Note your dog’s behavior – do they always seem to go on carpet or on a mat? Do they pee out of site? Remove or block the things that are helping them fail. Put up baby gates to keep them out of the carpeted living room or to prevent them from being out of site, and remove the mat in the kitchen. If the things they like to pee on are inaccessible or if they can’t hide and pee, they’ll wait to go out.
Is your entire house carpeted? Is it too hard to keep them in sight? Then keep them on a leash while indoors! Dogs are less likely to pee right in front of you, so if they’re on a leash you’re more likely to pick up on the signs that they need to go out – take note if they’re sniffing, can’t sit still or pulling towards the door – they’re probably trying to tell you something.
Do they seem to pee inside every few hours? Then they probably haven’t trained their bladder to hold it. If they tend to pee every 2 hours inside, then Be one step ahead of them and take them out every 1.5 hours. Prevent them from failure and help them succeed.
Did they accidentally pee inside? Draw no attention to it, just take them outside to where they should have gone and say ‘go pee’. If they do it, then click and give them a treat. If not, no treat and try to take them out before the accident happens next time.

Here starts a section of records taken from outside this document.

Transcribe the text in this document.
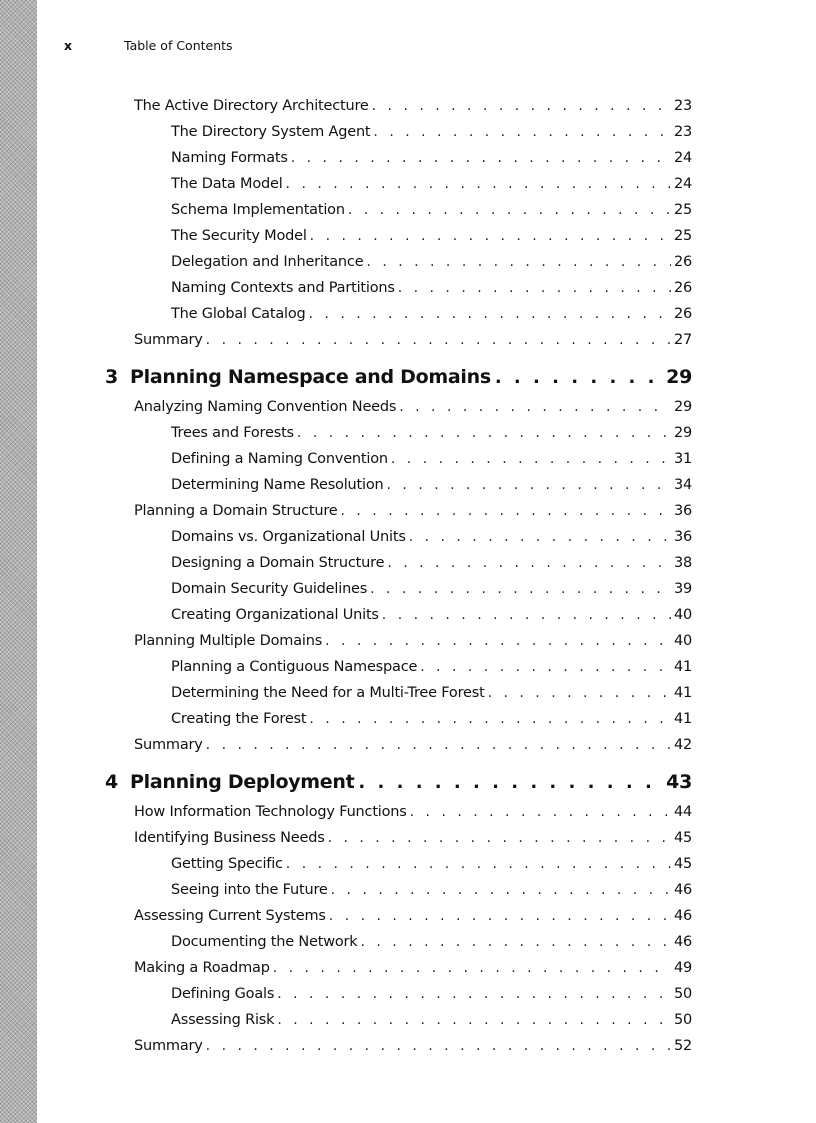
x	Table of Contents
The Active Directory Architecture . . .	23
The Directory System Agent . . .	23
Naming Formats . . .	24
The Data Model . . .	24
Schema Implementation . . .	25
The Security Model . . .	25
Delegation and Inheritance . . .	26
Naming Contexts and Partitions . . .	26
The Global Catalog . . .	26
Summary . . .	27
3 Planning Namespace and Domains . . .	29
Analyzing Naming Convention Needs . . .	29
Trees and Forests . . .	29
Defining a Naming Convention . . .	31
Determining Name Resolution . . .	34
Planning a Domain Structure . . .	36
Domains vs. Organizational Units . . .	36
Designing a Domain Structure . . .	38
Domain Security Guidelines . . .	39
Creating Organizational Units . . .	40
Planning Multiple Domains . . .	40
Planning a Contiguous Namespace . . .	41
Determining the Need for a Multi-Tree Forest . . .	41
Creating the Forest . . .	41
Summary . . .	42
4 Planning Deployment . . .	43
How Information Technology Functions . . .	44
Identifying Business Needs . . .	45
Getting Specific . . .	45
Seeing into the Future . . .	46
Assessing Current Systems . . .	46
Documenting the Network . . .	46
Making a Roadmap . . .	49
Defining Goals . . .	50
Assessing Risk . . .	50
Summary . . .	52
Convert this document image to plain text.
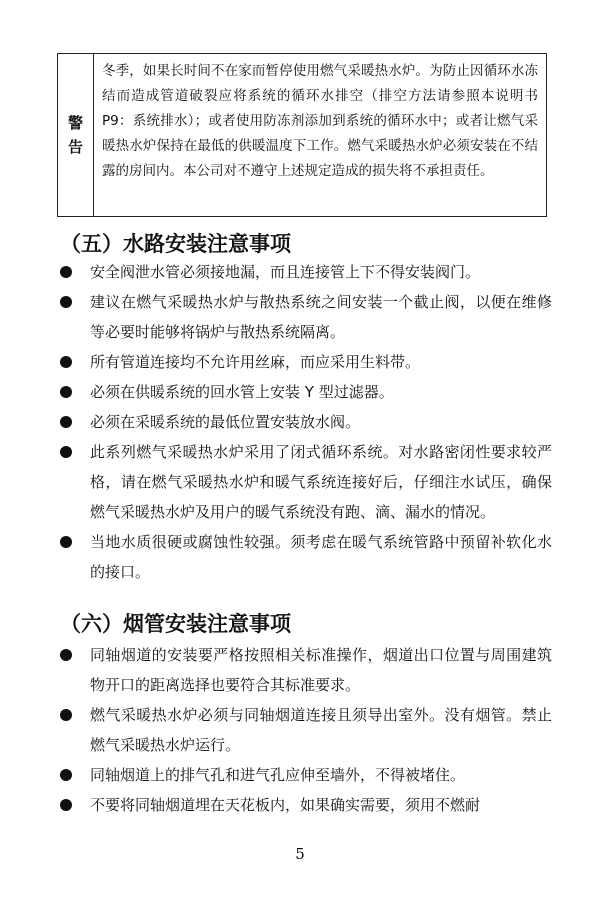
警
告
冬季，如果长时间不在家而暂停使用燃气采暖热水炉。为防止因循环水冻结而造成管道破裂应将系统的循环水排空（排空方法请参照本说明书 P9：系统排水）；或者使用防冻剂添加到系统的循环水中；或者让燃气采暖热水炉保持在最低的供暖温度下工作。燃气采暖热水炉必须安装在不结露的房间内。本公司对不遵守上述规定造成的损失将不承担责任。
（五）水路安装注意事项
安全阀泄水管必须接地漏，而且连接管上下不得安装阀门。
建议在燃气采暖热水炉与散热系统之间安装一个截止阀，以便在维修等必要时能够将锅炉与散热系统隔离。
所有管道连接均不允许用丝麻，而应采用生料带。
必须在供暖系统的回水管上安装 Y 型过滤器。
必须在采暖系统的最低位置安装放水阀。
此系列燃气采暖热水炉采用了闭式循环系统。对水路密闭性要求较严格，请在燃气采暖热水炉和暖气系统连接好后，仔细注水试压，确保燃气采暖热水炉及用户的暖气系统没有跑、滴、漏水的情况。
当地水质很硬或腐蚀性较强。须考虑在暖气系统管路中预留补软化水的接口。
（六）烟管安装注意事项
同轴烟道的安装要严格按照相关标准操作，烟道出口位置与周围建筑物开口的距离选择也要符合其标准要求。
燃气采暖热水炉必须与同轴烟道连接且须导出室外。没有烟管。禁止燃气采暖热水炉运行。
同轴烟道上的排气孔和进气孔应伸至墙外，不得被堵住。
不要将同轴烟道埋在天花板内，如果确实需要，须用不燃耐
5
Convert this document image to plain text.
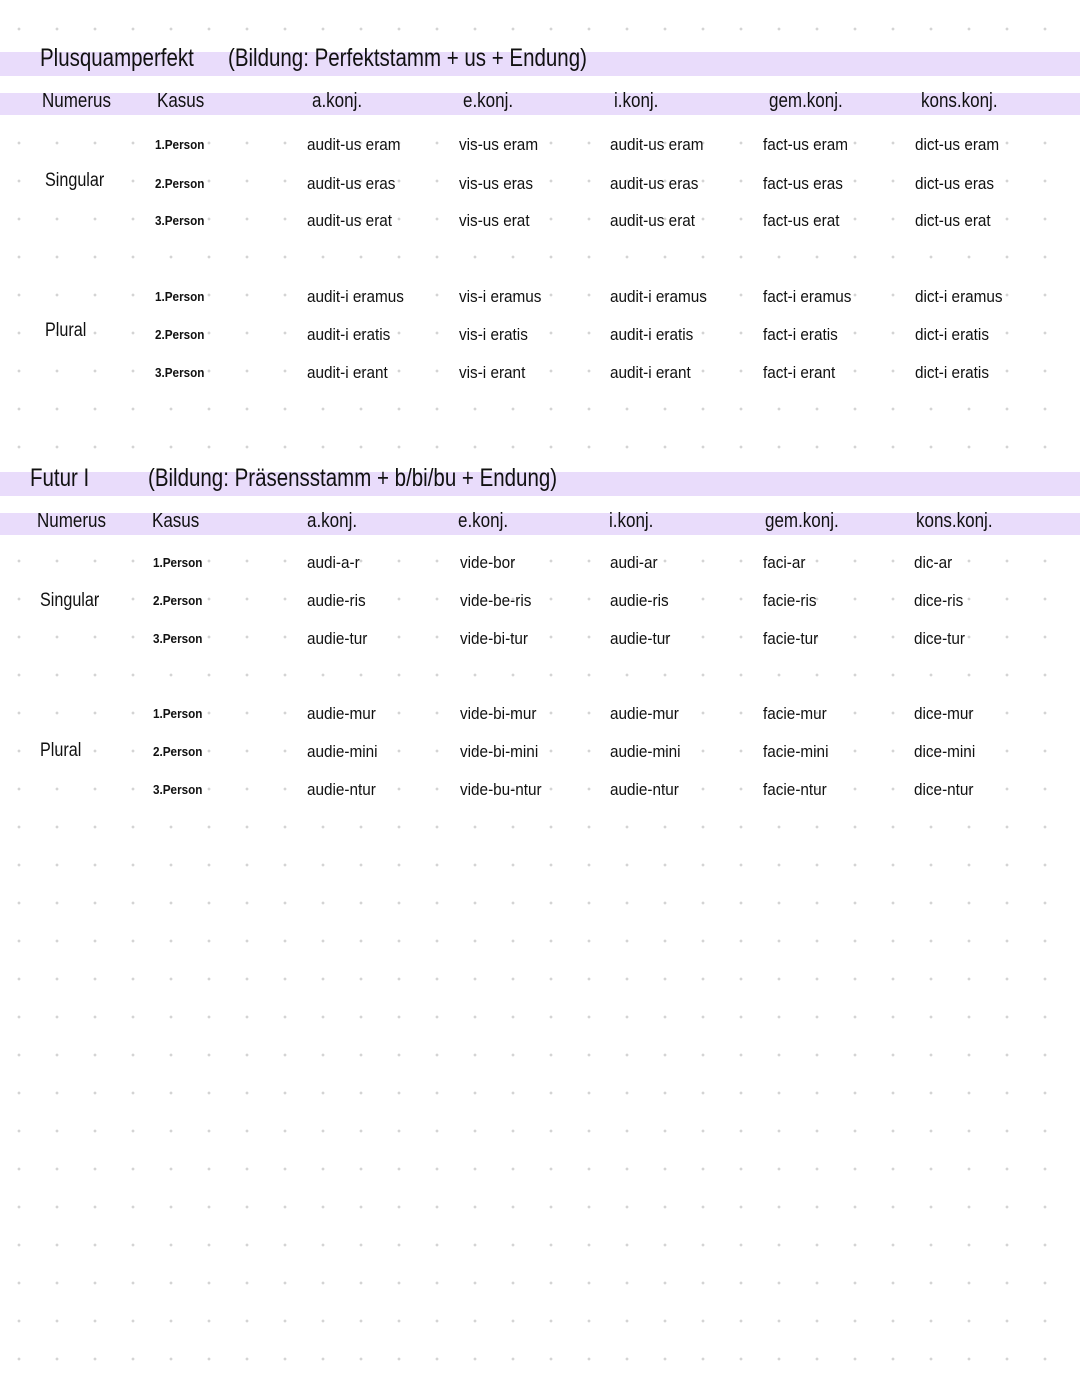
Plusquamperfekt (Bildung: Perfektstamm + us + Endung)
Numerus Kasus	a.konj.	e.konj.	i.konj.	gem.konj.	kons.konj.
Singular
1.Person	audit-us eram	vis-us eram	audit-us eram	fact-us eram	dict-us eram
2.Person	audit-us eras	vis-us eras	audit-us eras	fact-us eras	dict-us eras
3.Person	audit-us erat	vis-us erat	audit-us erat	fact-us erat	dict-us erat
Plural
1.Person	audit-i eramus	vis-i eramus	audit-i eramus	fact-i eramus	dict-i eramus
2.Person	audit-i eratis	vis-i eratis	audit-i eratis	fact-i eratis	dict-i eratis
3.Person	audit-i erant	vis-i erant	audit-i erant	fact-i erant	dict-i eratis
Futur I (Bildung: Präsensstamm + b/bi/bu + Endung)
Numerus Kasus	a.konj.	e.konj.	i.konj.	gem.konj.	kons.konj.
Singular
1.Person	audi-a-r	vide-bor	audi-ar	faci-ar	dic-ar
2.Person	audie-ris	vide-be-ris	audie-ris	facie-ris	dice-ris
3.Person	audie-tur	vide-bi-tur	audie-tur	facie-tur	dice-tur
Plural
1.Person	audie-mur	vide-bi-mur	audie-mur	facie-mur	dice-mur
2.Person	audie-mini	vide-bi-mini	audie-mini	facie-mini	dice-mini
3.Person	audie-ntur	vide-bu-ntur	audie-ntur	facie-ntur	dice-ntur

There’s a whole theory behind it with many books and lengthy courses, but the simple version is – when you click after they do something right, it helps them understand good vs. bad. We don’t speak their language, so they have trouble differentiating an angry yell with an excited tone. The click lets them know ‘yes, you did a good thing’ as a treat follows it. Once the clicker method is instilled on them, they’ll do whatever they can to hear that click, because they want to make you happy! To assist with your training, when they pee outside make sure you click as soon as the stream of pee stops and then follow up with a delicious treat. Only use the clicker for pee time until they have it under control. Once that is mastered, It can then be used for tricks and other training!
Choose a spot outside for bathroom time and always take them to the same place. This will help them recognize that when you take them to that special spot, you want them to use the bathroom. Choose a spot away from where they normally play to help keep them separate.
Depending on your dogs age, it could take months to a year to get them to break the bad habit. Make these tips part of your daily routine and have patience. Just when you think they’re not picking it up, they’ll come around! Be consistent and give lots of praise when they pee outside.
Once your dog starts picking up on things and you’ve been accident free for quite some time, then start to give a bit of freedom. Expand the gates to a larger area, give more off-leash time indoors, extend the time between taking them out. If your dog starts to go back to old habits, then reverse back to when they were doing well and continue. It will take time, but the more times you help them succeed, the more they will understand where they should use the bathroom!